Há também o impressionante depoimento do advogado Antônio Expedito Pereira, 40 anos, preso por 2 anos sob a acusação de defender os presos e acusados políticos. Os policiais chegaram em seu escritório e pediram todas as informações que os militantes haviam lhe confidenciado. Como se recusou a dar as informações, ele e toda sua família, foram presos e torturados em sua frente, incluindo sua esposa, seus três irmãos e sua filha de 10 anos. 


Em seguida há um depoimento muito emocionante, onde um militante conta a história de um amigo de infância - foram escoteiros juntos - e que após ser preso e torturado com choques elétricos, desenvolveu epilepsia e hoje tem todos os membros paralisados, sendo incapaz de pronunciar uma palavra inteira sem dificuldades.


Depois o casal de militantes José Dias Nascimento, 27, e Jovelina Tonello do Nascimento, 33, contam que foram torturados publicamente. Após o levarem para o cárcere chegou sua mulher e seu filho, que foi obrigado a assistir o pai sendo torturado (um relato horrendo). A mulher foi muito torturada na frente do marido, para que ele desse as informações que os milicos queriam.

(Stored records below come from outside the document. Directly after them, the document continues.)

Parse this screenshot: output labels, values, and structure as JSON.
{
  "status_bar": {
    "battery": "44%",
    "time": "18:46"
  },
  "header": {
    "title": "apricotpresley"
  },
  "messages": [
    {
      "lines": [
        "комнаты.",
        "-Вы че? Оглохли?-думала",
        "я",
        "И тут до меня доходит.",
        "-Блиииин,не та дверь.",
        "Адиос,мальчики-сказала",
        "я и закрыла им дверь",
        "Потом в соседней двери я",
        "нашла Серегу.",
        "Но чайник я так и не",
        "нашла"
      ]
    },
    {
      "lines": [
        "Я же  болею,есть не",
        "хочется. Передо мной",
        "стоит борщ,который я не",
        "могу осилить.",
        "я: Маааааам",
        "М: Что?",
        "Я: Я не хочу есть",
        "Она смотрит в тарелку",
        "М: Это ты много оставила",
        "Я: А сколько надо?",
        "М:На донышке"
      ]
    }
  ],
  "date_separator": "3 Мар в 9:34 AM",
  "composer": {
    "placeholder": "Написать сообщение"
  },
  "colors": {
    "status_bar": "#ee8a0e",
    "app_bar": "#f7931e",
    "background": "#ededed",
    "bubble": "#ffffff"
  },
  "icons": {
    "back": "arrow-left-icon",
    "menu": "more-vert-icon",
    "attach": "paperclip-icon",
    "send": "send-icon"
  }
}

Após algumas das demonstrações, temos a cena final com Maria Auxiliadora andando por uma favela chilena e falando sobre o trabalho que desenvolvia nas favelas brasileiras, e agora nas comunidades do Chile.


 Ao fim, os seguintes dizeres em inglês:

"ENQUANTO ESTE FILME É LANÇADO O GOVERNO MILITAR BRASILEIRO CONTINUA A TORTURAR PRISIONEIROS E A NEGAR DIREITOS HUMANOS BÁSICOS. O GOVERNO DOS ESTADOS UNIDOS FORNECE MAIS AJUDA POLICIAL E MILITAR AO BRASIL DO QUE A QUALQUER OUTRO PAÍS SUL AMERICANO."